In our 1 October 2015 bulletin1 we reported on the launch of the UK Enterprise Bill (the Bill), which contains proposals to amend the Insurance Act 2015 to create a new liability regime for late payment of claims. The Bill had its second reading in the House of Lords on 12 October 2015.

Lord Patten described the Bill as “a big legal pudding made up of all sorts of ingredients hauled off the shelf” but spoke in support of the claims payment provisions, exhorting the insurance industry to start observing the new principles before the Bill becomes law. However the Conservative peer Lord Flight highlighted concern in the Lloyd’s and wholesale insurance markets and the lack of consultation with the LMA or IUA. He observed that the Bill’s Impact Assessment was flawed, with “unrealistic underestimates of the damage for late-payment provisions, with continuing costs of investigating unmeritorious claims of just £375,000 per annum for the entire industry and increased litigation costs of £100,000 for five years for the entire industry.

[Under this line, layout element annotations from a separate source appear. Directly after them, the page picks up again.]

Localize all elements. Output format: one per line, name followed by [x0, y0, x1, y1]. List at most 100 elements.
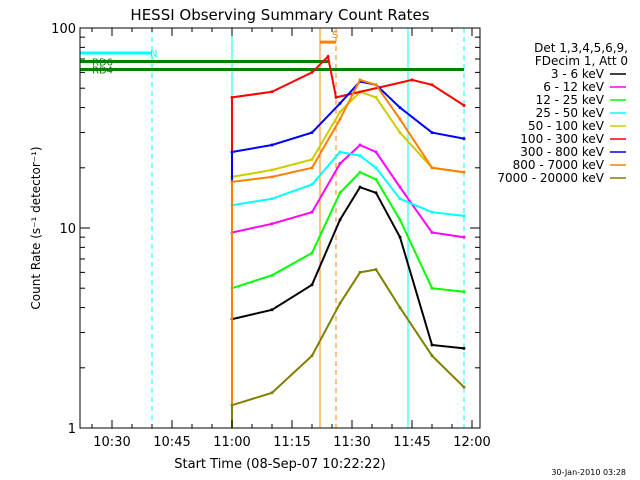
legend-header-line: Det 1,3,4,5,6,9, — [534, 41, 628, 55]
series-point-7000-20000-kev — [270, 391, 274, 395]
series-point-300-800-kev — [430, 131, 434, 135]
series-point-100-300-kev — [430, 83, 434, 87]
series-point-6-12-kev — [310, 210, 314, 214]
y-tick-label: 1 — [68, 422, 76, 437]
series-point-50-100-kev — [338, 110, 342, 114]
x-axis: 10:30 10:45 11:00 11:15 11:30 11:45 12:00 — [91, 28, 491, 450]
series-point-12-25-kev — [462, 290, 466, 294]
legend-label-50-100-kev: 50 - 100 keV — [528, 119, 605, 133]
x-tick-label: 11:30 — [333, 435, 370, 450]
x-tick-label: 11:45 — [393, 435, 430, 450]
series-group — [230, 54, 466, 428]
series-point-800-7000-kev — [358, 78, 362, 82]
series-point-800-7000-kev — [338, 117, 342, 121]
series-point-6-12-kev — [374, 150, 378, 154]
series-point-300-800-kev — [310, 131, 314, 135]
vline-group — [151, 28, 465, 428]
series-point-50-100-kev — [398, 131, 402, 135]
series-point-25-50-kev — [374, 166, 378, 170]
series-point-7000-20000-kev — [358, 270, 362, 274]
series-line-25-50-kev — [231, 150, 465, 428]
series-point-12-25-kev — [430, 286, 434, 290]
series-point-6-12-kev — [398, 185, 402, 189]
legend-label-3-6-kev: 3 - 6 keV — [551, 67, 605, 81]
series-point-6-12-kev — [270, 222, 274, 226]
series-point-100-300-kev — [462, 103, 466, 107]
series-point-25-50-kev — [430, 210, 434, 214]
series-point-6-12-kev — [462, 235, 466, 239]
series-point-12-25-kev — [374, 177, 378, 181]
series-point-800-7000-kev — [462, 170, 466, 174]
annotation-label-rd4: RD4 — [92, 66, 113, 77]
series-line-12-25-kev — [231, 171, 465, 428]
series-point-300-800-kev — [338, 101, 342, 105]
series-point-6-12-kev — [430, 230, 434, 234]
series-point-7000-20000-kev — [398, 306, 402, 310]
series-point-100-300-kev — [326, 55, 330, 59]
series-point-50-100-kev — [374, 95, 378, 99]
series-line-300-800-kev — [231, 80, 465, 428]
series-point-3-6-kev — [430, 343, 434, 347]
series-point-25-50-kev — [310, 183, 314, 187]
series-point-6-12-kev — [358, 143, 362, 147]
legend-label-100-300-kev: 100 - 300 keV — [520, 132, 604, 146]
series-point-3-6-kev — [338, 218, 342, 222]
series-point-3-6-kev — [310, 283, 314, 287]
series-point-25-50-kev — [270, 197, 274, 201]
x-tick-label: 11:15 — [273, 435, 310, 450]
series-point-50-100-kev — [270, 168, 274, 172]
series-point-25-50-kev — [338, 150, 342, 154]
series-point-50-100-kev — [310, 158, 314, 162]
series-point-12-25-kev — [358, 170, 362, 174]
series-line-3-6-kev — [231, 185, 465, 428]
series-point-100-300-kev — [310, 70, 314, 74]
series-point-25-50-kev — [398, 197, 402, 201]
series-point-800-7000-kev — [430, 166, 434, 170]
series-point-7000-20000-kev — [338, 301, 342, 305]
series-point-300-800-kev — [462, 137, 466, 141]
series-point-7000-20000-kev — [230, 403, 234, 407]
y-axis-label: Count Rate (s⁻¹ detector⁻¹) — [29, 146, 43, 309]
series-line-6-12-kev — [231, 143, 465, 428]
series-point-7000-20000-kev — [374, 268, 378, 272]
chart-title: HESSI Observing Summary Count Rates — [130, 6, 429, 24]
legend-label-7000-20000-kev: 7000 - 20000 keV — [497, 171, 604, 185]
series-line-800-7000-kev — [231, 78, 465, 428]
annotation-label-s: S — [332, 30, 338, 41]
series-point-100-300-kev — [270, 90, 274, 94]
series-point-3-6-kev — [398, 235, 402, 239]
series-point-300-800-kev — [230, 150, 234, 154]
series-point-3-6-kev — [270, 308, 274, 312]
x-axis-label: Start Time (08-Sep-07 10:22:22) — [174, 457, 385, 472]
series-point-800-7000-kev — [374, 83, 378, 87]
x-tick-label: 12:00 — [453, 435, 490, 450]
annotation-label-rd6: RD6 — [92, 57, 113, 68]
legend: Det 1,3,4,5,6,9,FDecim 1, Att 03 - 6 keV… — [497, 41, 628, 185]
series-point-800-7000-kev — [270, 175, 274, 179]
series-point-7000-20000-kev — [462, 385, 466, 389]
legend-label-12-25-kev: 12 - 25 keV — [536, 93, 605, 107]
series-point-100-300-kev — [334, 95, 338, 99]
series-line-7000-20000-kev — [231, 268, 465, 428]
legend-label-800-7000-kev: 800 - 7000 keV — [513, 158, 605, 172]
y-tick-label: 10 — [59, 222, 76, 237]
series-point-800-7000-kev — [230, 180, 234, 184]
series-point-100-300-kev — [410, 78, 414, 82]
annotation-label-n: N — [150, 49, 157, 60]
legend-label-25-50-kev: 25 - 50 keV — [536, 106, 605, 120]
series-line-100-300-kev — [231, 54, 465, 428]
series-line-50-100-kev — [231, 90, 465, 428]
series-point-800-7000-kev — [398, 117, 402, 121]
x-tick-label: 10:45 — [153, 435, 190, 450]
series-point-12-25-kev — [270, 273, 274, 277]
y-axis: 1 10 100 — [51, 22, 480, 437]
series-point-25-50-kev — [358, 154, 362, 158]
series-point-12-25-kev — [398, 218, 402, 222]
x-tick-label: 11:00 — [213, 435, 250, 450]
series-point-12-25-kev — [310, 251, 314, 255]
series-point-3-6-kev — [374, 191, 378, 195]
footer-timestamp: 30-Jan-2010 03:28 — [551, 468, 626, 477]
y-tick-label: 100 — [51, 22, 76, 37]
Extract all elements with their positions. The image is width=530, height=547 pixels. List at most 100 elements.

These sums could be absorbed by just one major speculative claim.”

He then called for the Government to come forward with their own amendments to disapply the provisions in respect of large insurance risks, where statutory protection was not appropriate or necessary for international business and commercial risks written in London.

The Labour peer Lord Stevenson indicated that he broadly supported the proposals but that there was still “a long way to go” to refine them and said that he looked forward to picking them up again in committee. The committee stage, a line-by-line examination of the Bill, will begin on 26 October 2015. The full transcript of the 12 October 2015 debate is available in Hansard2.